At least three aspects of the roofs of vernacular houses are significant - roof shape, roofing materials and the structure which supports it.
In the late 16th and early 17th Century, the pictograms on the contemporary maps seem to show that the native Irish lived in dwellings with hipped roofs i.e. without gables. Only the houses of those who had arrived in the Plantations had gables. Only a small minority of houses in the north of Ireland are now hipped, and this change is believed to have become established by the 19th Century. However in parts of southern Ulster there remain both hipped and half-hipped roofs, although hipped roofs are in the minority. Surviving thatched hipped roofs have an even smaller range: a small area of Counties Fermanagh and Cavan. Gailey (1984) notes that occasional examples can be found out of this core area and the photograph here shows one such isolated example. Located in Muff, a small village in the southeast of Inishowen, this building was demolished in 2002. It is one of a very few examples of a hipped vernacular building in Inishowen.
Thatch - most houses in Ireland used thatch until early in the 20th Century and it remained relatively common in Inishowen until recently.
There still remains a considerable stock of thatched buildings in Inishowen, although they are disappearing at what appears to be an increasing rate. Wheat straw remains the most common material used in thatching, although modern varieties of wheat are bred with a short stem to minimise lodging (being flattened by wind and rain) and so are less suitable than older varieties. Straw from other cereals such as oats and barley was less favoured. Rushes were also used, but often these were confined to thatching outbuildings. Close to dunes marram grass was used, such as in the photograph here, an occupied farmhouse less than 1 kilometre from the sea. In the case of marram grass the thatch was tied to the roof by ropes and secured in this case to pegs in the gables and the top of the walls.
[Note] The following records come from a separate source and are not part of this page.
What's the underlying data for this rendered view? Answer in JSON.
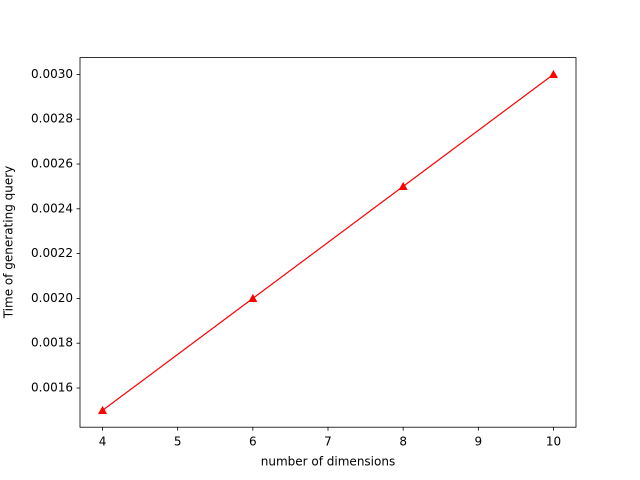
{
  "chart_data": {
    "type": "line",
    "x_label": "number of dimensions",
    "y_label": "Time of generating query",
    "x": [
      4,
      6,
      8,
      10
    ],
    "series": [
      {
        "color": "#ff0000",
        "marker": "triangle",
        "values": [
          0.0015,
          0.002,
          0.0025,
          0.003
        ]
      }
    ],
    "xlim": [
      3.7,
      10.3
    ],
    "xticks": [
      4,
      5,
      6,
      7,
      8,
      9,
      10
    ],
    "ylim": [
      0.001425,
      0.003075
    ],
    "yticks": [
      0.0016,
      0.0018,
      {
        "value": 0.002,
        "label": "0.0020"
      },
      0.0022,
      0.0024,
      0.0026,
      0.0028,
      {
        "value": 0.003,
        "label": "0.0030"
      }
    ],
    "grid": false
  }
}
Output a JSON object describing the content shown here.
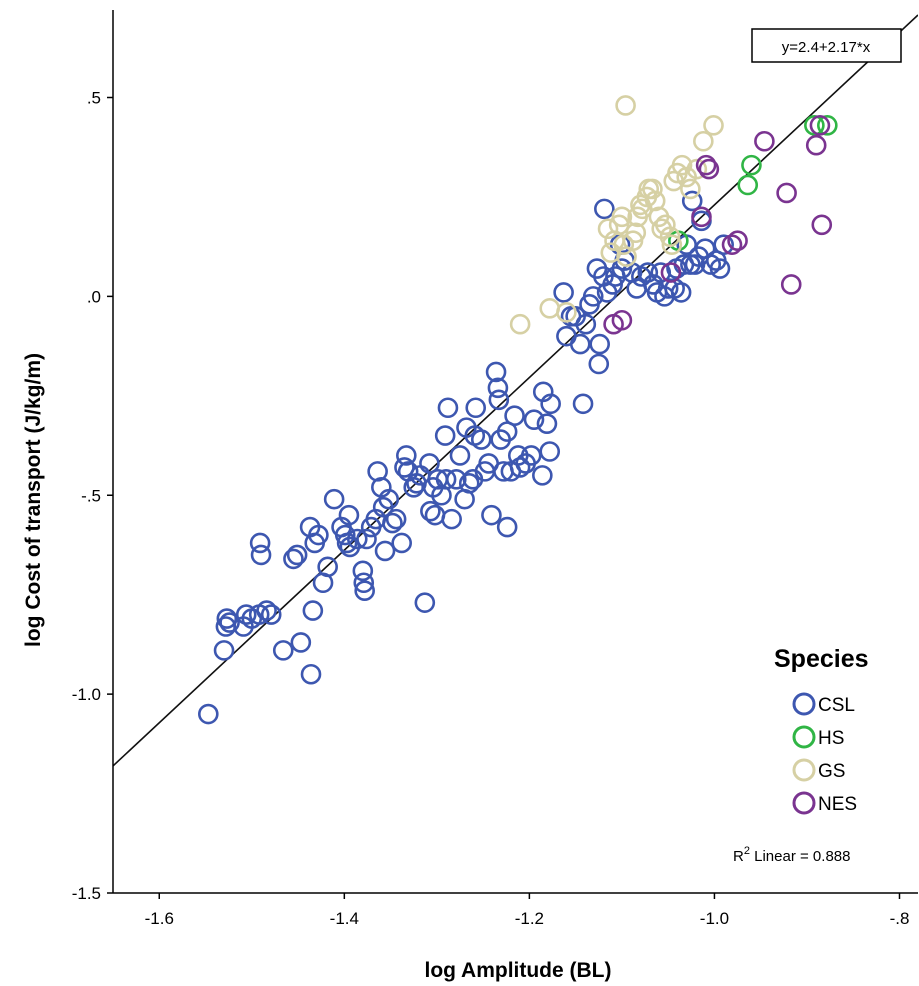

Tiles are uncommon in vernacular buildings in the north of Ireland but slate became increasingly common, especially in the houses of the wealthy. In some areas local slates could be obtained: in Donegal the sources included Saint Johnston in the east of the county. Gailey reports 'blues' for sale at 37 shillings per thousand and 'tops' for 28 shillings per thousand. However imported slate, mainly from north Wales (such as the ubiquitous Bangor Blues), became increasingly common. Many of those used in Inishowen houses were shipped into the port of Derry.
In most of the North of Ireland traditional houses support their roofs in one of two ways. One is the use of purlins which are beams stretched transversely along a building. Sometimes these extend the length of the building, but more often they rest on internal partition walls. More common is the use of tie beam trusses which are pairs of angled timbers extending from the head of the walls tied with horizontal bracers. It is likely that these trusses evolved from cruck trusses
Cruck trusses spring from ground level or from within the wall. Unlike tie beam trusses they are integral to the walls of the building. The cruck blades support most of or all the weight of the roof. There are two types of cruck blade - a continuous blade is made up of one piece of wood, while a composite blade is joined between the wall part of the cruck and the roof part. The use of crucks were necessary to support the roof when the walling materials was earth or sods, but the building technique was retained for a time as a relict building technique even in houses built of stone or brick. The oldest surviving houses seemed to use oak for the crucks. However, as oak forests were removed after the Plantation, bog oak and, eventually, softwood came to be used.
In County Donegal, a number of cruck trusses in buildings have been studied. Des McCourt (Some Cruck-framed buildings in Donegal and Derry Ulster Folklife 1965) reports that Pococke when travelling in Donegal in the mid-eighteenth Century, had commented on the composite cruck trusses around Letterkenny. McCourt says that the surviving examples of cruck trusses in the county are made of single pieces of timber. All of them are raised from the ground, starting not far from the wall head. They may therefore be residual features marking a stage between full crucks and beam trusses. McCourt argues that "...they represent the last lingering traces of a tradition which, in this country and probably elsewhere, died out much earlier when the problem arose of having to provide timber of appropriate size and shape for trusses". The cruck truss tradition lingered in Inishowen longer than elsewhere, perhaps because of its relatively isolated position and McCourt was able to study a number of buildings with cruck trusses. One was in Faglieran in north Inishowen, with bog timbers making up the crucks which are set in slots in the wall. Another cruck he describes from a building in Claggan, north of Moville again uses bog timber. In this case the blades of the cruck are very different in shape which indicates the increasing difficulty of obtaining timber for building purposes. Yet another building described by McCourt is in Ballynahowna in Glengad. McCourt speculates that links with the west of Scotland, where a similar form of cruck trusses have been described, may have contributed to the persistence of this form of roof construction in Inishowen. He also points out that houses of soil and mud were being built up to the early 19th Century and so the crucks remained an essential part of the construction process until relatively recently.